Мы не знаем, был ли у героя «Лихорадки» прототип и кто это мог быть. Как бы то ни было, толстовский незадачливый герой влюблен в эмигрантскую же красавицу сомнительной нравственности. Это женщина с немецкой фамилией Гунтер и русским именем. (Или русско-еврейским? По комментариям Крестинского к Полному собранию сочинений, учитывающим ранние версии, ее зовут Марья Семеновна, а в тексте Полного собрания сочинений она уже Марья Степановна.) Героиня принадлежит двум мирам и вообще двойственна: прекрасна, но лишена стыда, слаба и опасна, манит и отталкивает и в конце концов губит – по обычному беллетристическому рецепту. В «Лихорадке» противопоставлены мечтательная любовь и парижская тема обнаженного тела: сюжет строится вокруг навязанного «зажатому» герою участия в студенческом карнавале, демонстрации раскрепощенных нравов. Карнавал, описанный Толстым, напоминает зимний, Mi-carême, а не весенний. Что понятно: в 1908 году он-то, по всей вероятности, видел зимний, а на весеннем не присутствовал, потому что именно тогда уезжал на короткое время в Россию.

Герою «Лихорадки» праздник этот кажется страшной языческой оргией, пробуждающей в человеке все низменное. Он потрясен и сбит с толку обилием обнаженного тела; в отличие от него героиня в стихии наготы чувствует себя естественно. Герой играет роль неуклюжего и простоватого Пьеро, «русская» его телесность, рыхлая и некрасивая (как у князя Назарова из «Мести»), отягощена стыдом и «подпольной» психологией; ей противопоставлена победительная телесность соперника – это француз, борец и бандит (типаж, возможно отразивший нашумевший эпизод с Иваном Поддубным, французский противник которого однажды оказался не только борцом, но и преступником).

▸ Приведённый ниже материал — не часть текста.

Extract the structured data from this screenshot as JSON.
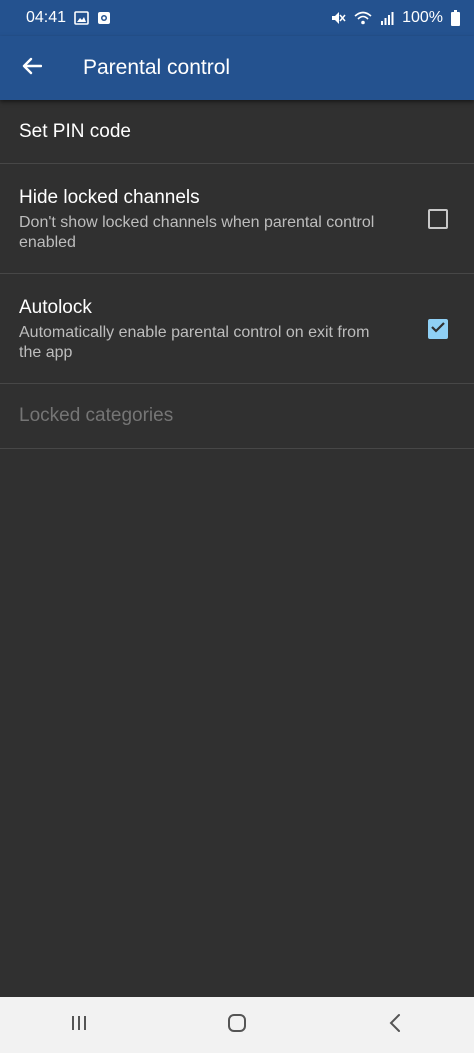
{
  "status": {
    "time": "04:41",
    "battery": "100%",
    "icons": [
      "image-icon",
      "screen-record-icon",
      "mute-icon",
      "wifi-icon",
      "signal-icon",
      "battery-icon"
    ]
  },
  "appbar": {
    "title": "Parental control",
    "back_icon": "arrow-back-icon",
    "color": "#24528f"
  },
  "settings": {
    "set_pin": {
      "title": "Set PIN code"
    },
    "hide_locked": {
      "title": "Hide locked channels",
      "subtitle": "Don't show locked channels when parental control enabled",
      "checked": false
    },
    "autolock": {
      "title": "Autolock",
      "subtitle": "Automatically enable parental control on exit from the app",
      "checked": true
    },
    "locked_categories": {
      "title": "Locked categories",
      "enabled": false
    }
  },
  "navbar": {
    "icons": [
      "recent-apps-icon",
      "home-icon",
      "back-icon"
    ],
    "background": "#f2f2f2"
  },
  "colors": {
    "background": "#303030",
    "accent": "#8fd0f5"
  }
}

Он представляет собой нагромождение мышц и воплощает торжествующую мужественность. Личное, слишком личное в рассказе – ощущение мужской ущемленности и жалость к себе, гомерическая, если жалость может быть гомерической.

Из толстовских записей и стихотворений первого парижского сезона выясняется, что обнаженное тело пугало русского новичка и на музейных картинах: «Мне шепчут картины: о смертный, гляди / Найди красоту совершеннее тела / <…> Картины, картины, мой рай и мой ад» (Толстой 1907–1908а: 53–54).

По нашему впечатлению, гипотетический парижский конфликт мог быть связан с тем, что Софья восприняла парижскую раскованность с излишним, как могло показаться, энтузиазмом. Мы помним, что парижские карнавалы (первый, Mi-carême, празднуемый в разгар Великого поста и соответствующий Масленице, и второй, бал художников «Четыре искусства» (Quatres arts), или «Катзар», выпадающий на конец апреля – начало мая) произвели на нее неизгладимое впечатление; в особенности поразило обилие обнаженного тела и при этом здоровое и радостное к нему отношение. В своих мемуарах она специально подчеркивала невинность рискованных парижских забав [62]62
  Г. Чулков писал в очерке «Катзар»: «На этом балу, в этом апофеозе нагот, было всеи в сущности ничегоне было. Бесстыдство было доведено до предела, но оно не волновало толпы, не возбуждало ее и никуда не влекло. Маскарад остался маскарадом и не стал оргией. Вероятно, парижанам и не нужна оргия. Оргия – это слишком трудно, непрактично, опасно и главное, ответственно. <…> Как в сущности приличен был этот неприличный бал. Что же это? Культура? Моральная дисциплина? Или, быть может, это утомленная плоть поет последнюю песню?» (Чулков 1909: 253–254).


[Закрыть]
. Как явствует из других свидетельств, аттракционы, о которых идет у нее речь, сопровождались раздеванием донага.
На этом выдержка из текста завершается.